3L’analyse des pratiques de production de FO montre qu’aujourd’hui, ces paysans diversifient les types de fumure produits en mobilisant les biomasses disponibles sur l’exploitation : déjections animales des différentes espèces, résidus de culture, refus de fourrages, ordures ménagères (Harris, 2002 ; Blanchard et al., 2010a ; Blanchard et al., 2013). La qualité des FO paysannes produites reste très hétérogène (Landais et al., 1993) selon le type de FO produite (Hamon, 1972 ; Coulomb et al., 1980 ; Quilfen et al., 1983 ; Ganry, 1985 ; Guillonneau, 1988), les déjections animales et les résidus utilisés (Hamon, 1972), les modes de gestion des effluents d’élevage et les conditions de production de la FO (couverture, arrosage ou drainage, apport d’éléments extérieurs tels que urine, lisier ou terre, etc. (Lekasi et al., 2001 ; Lekasi et al., 2003).
4En Afrique de l’Ouest, la mise en place d’essais de longue durée en station depuis les années 1980 a permis de formuler des recommandations d’application de FO pour compenser la minéralisation de la MOS. La recherche-développement recommande aujourd’hui d’apporter 6 t MS·ha-1 tous les 3 ans ou 5 t MS·ha-1 tous les 2 ans (Ganry, 1985 ; Berger et al., 1987 ; Berger, 1996 ; Hien et al., 2003). Ces doses standards sont indépendantes des types de sol, pourtant la dynamique de la MOS est fortement liée à la teneur en éléments fins des sols (Feller, 1995 ; Pallo et al., 2008). Elles ne tiennent pas compte non plus de la variabilité de la qualité des FO disponibles chez les paysans.
5L’étude des pratiques d’application de FO au champ (Kanté, 2001 ; Vall et al., 2012 ; Blanchard et al., 2013) montre que les paysans ne suivent pas ces recommandations.

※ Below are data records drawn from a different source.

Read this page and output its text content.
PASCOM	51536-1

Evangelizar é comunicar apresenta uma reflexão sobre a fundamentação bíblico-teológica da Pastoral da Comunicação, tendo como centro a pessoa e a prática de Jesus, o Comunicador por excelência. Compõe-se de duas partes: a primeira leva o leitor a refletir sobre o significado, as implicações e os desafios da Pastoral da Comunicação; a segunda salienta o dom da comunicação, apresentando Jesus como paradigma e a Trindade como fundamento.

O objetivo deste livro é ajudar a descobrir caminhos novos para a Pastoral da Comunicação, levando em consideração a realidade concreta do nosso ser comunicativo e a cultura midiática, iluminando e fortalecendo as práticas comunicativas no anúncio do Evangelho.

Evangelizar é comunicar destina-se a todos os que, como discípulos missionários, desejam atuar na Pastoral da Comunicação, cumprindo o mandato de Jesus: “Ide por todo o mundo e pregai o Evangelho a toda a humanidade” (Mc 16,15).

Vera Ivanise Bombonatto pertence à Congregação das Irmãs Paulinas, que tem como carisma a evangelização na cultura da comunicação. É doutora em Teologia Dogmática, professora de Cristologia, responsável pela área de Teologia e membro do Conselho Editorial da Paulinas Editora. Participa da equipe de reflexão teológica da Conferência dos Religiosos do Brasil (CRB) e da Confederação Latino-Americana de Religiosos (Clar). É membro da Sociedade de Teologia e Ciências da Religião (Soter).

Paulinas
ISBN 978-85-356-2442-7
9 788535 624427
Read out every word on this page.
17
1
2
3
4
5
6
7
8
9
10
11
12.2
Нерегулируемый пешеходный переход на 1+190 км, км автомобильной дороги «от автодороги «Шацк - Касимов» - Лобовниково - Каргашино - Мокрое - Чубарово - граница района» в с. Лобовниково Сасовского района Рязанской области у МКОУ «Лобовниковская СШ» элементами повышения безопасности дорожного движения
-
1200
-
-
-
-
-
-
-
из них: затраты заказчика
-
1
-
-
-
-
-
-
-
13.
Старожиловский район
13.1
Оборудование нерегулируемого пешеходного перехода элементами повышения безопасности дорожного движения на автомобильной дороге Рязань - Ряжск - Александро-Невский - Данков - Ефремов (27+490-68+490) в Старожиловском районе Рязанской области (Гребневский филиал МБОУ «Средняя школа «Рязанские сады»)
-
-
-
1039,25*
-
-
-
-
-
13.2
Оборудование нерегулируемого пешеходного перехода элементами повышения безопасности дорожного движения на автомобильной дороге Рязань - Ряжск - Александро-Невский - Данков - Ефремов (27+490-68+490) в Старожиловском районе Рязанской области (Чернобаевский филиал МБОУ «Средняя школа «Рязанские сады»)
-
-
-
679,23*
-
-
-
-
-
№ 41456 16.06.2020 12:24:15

Les recommandations standards d’application de FO ne semblent pas adaptées à la diversité des FO paysannes, des types de sols mis en culture et des pratiques des paysans.
6L’objectif de l’article est d’analyser la diversité de la qualité des FO paysannes et de proposer une reformulation des recommandations d’application de FO selon cette diversité et les types de sols cultivés. Pour cela, nous utilisons les données issues d’une expérimentation de production de FO en milieu paysan. Après une présentation de la démarche adoptée pour caractériser les qualités des FO paysannes et les besoins en fumure des types de sols cultivés, nous proposerons une reformulation des recommandations d’application de FO. Enfin, nous discuterons de l’applicabilité de ces résultats dans le contexte des exploitations agropastorales de l’Ouest du Burkina Faso.
2. Matériel et méthodes
2.1. Sites d’étude et systèmes agropastoraux
7Le travail s’appuie sur les résultats d’une expérimentation de production de FO conduite entre 2009 et 2011 dans des exploitations agropastorales de la province du Tuy, à l’Ouest du Burkina Faso.
8Dans les savanes d’Afrique de l’Ouest, les sols ferrugineux tropicaux sont les plus représentés (30 % du territoire provincial du Tuy, environ 60 % des sols cultivés), mais leur richesse minérale reste limitée (Pallo et al., 2008). Le risque de dégradation de leurs propriétés physiques après mise en culture est important, mais leur potentiel de production reste intéressant (Pieri, 1989). La province du Tuy est soumise à un climat soudanien avec une pluviosité moyenne de 1 000 mm par an. Les fortes densités humaines (42 habitants par km2) et animales (45 UBT·km-2 ; UBT, Unité de Bétail Tropical) et l’importante emprise agricole (40 % de la surface des villages) engendrent des compétitions fortes pour l’accès aux ressources agropastorales. Le maintien du transfert de fertilité par l’élevage au profit des terres cultivées est remis en cause (Vall et al., 2012). Les systèmes de cultures sont caractérisés par une rotation coton-maïs ; les céréales sèches (sorgho, mil) n’occupant que 21 % des surfaces cultivées et les légumineuses, 5 %. L’élevage de zébu extensif remplit de multiples fonctions : traction animale, épargne, production de FO, de lait et de veaux, prestige, etc.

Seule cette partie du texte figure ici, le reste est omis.